Nas ciências, porém, sons e cores são explicados como variação no comprimento das ondas sonoras e luminosas, observadas e medidas no laboratório. Valores e sentimentos são explicados pelas análises do corpo vivido e da consciência, feitas pela psicologia; pelas análises da estrutura e organização da sociedade, feitas pela sociologia e pela antropologia.
A linguagem científica destaca o objeto das relações com o sujeito, separa-o da experiência vivida cotidiana e constrói uma linguagem puramente denotativa para exprimir sem ambiguidades as leis do objeto. O simbolismo científico rompe com o simbolismo da linguagem cotidiana construindo uma linguagem própria, com símbolos unívocos e denotativos, de significado único e universal. A ciência constrói o algoritmo e fala através dos algoritmos ou de uma combinatória de estilo matemático.
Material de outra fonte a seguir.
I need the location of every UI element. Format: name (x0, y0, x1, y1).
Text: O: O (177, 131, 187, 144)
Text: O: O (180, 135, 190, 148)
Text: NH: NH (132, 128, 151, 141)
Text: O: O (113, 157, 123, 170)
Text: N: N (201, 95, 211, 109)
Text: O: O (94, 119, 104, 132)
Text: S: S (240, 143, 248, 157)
Justamente por serem estes os principais traços do ideal científico, podemos compreender por que existem os problemas epistemológicos examinados nos capítulos precedentes. Em outras palavras, o ideal de cientificidade impõe às idéias critérios e finalidades que, quando impedidos de se concretizarem, forçam rupturas e mudanças teóricas profundas, fazendo desaparecer campos e disciplinas científicos ou levando ao surgimento de objetos, métodos, disciplinas e campos de investigação novos.


Fonte: CHAUÍ, Marilena. Convite à Filosofia. São Paulo: Ed. Ática, 2000.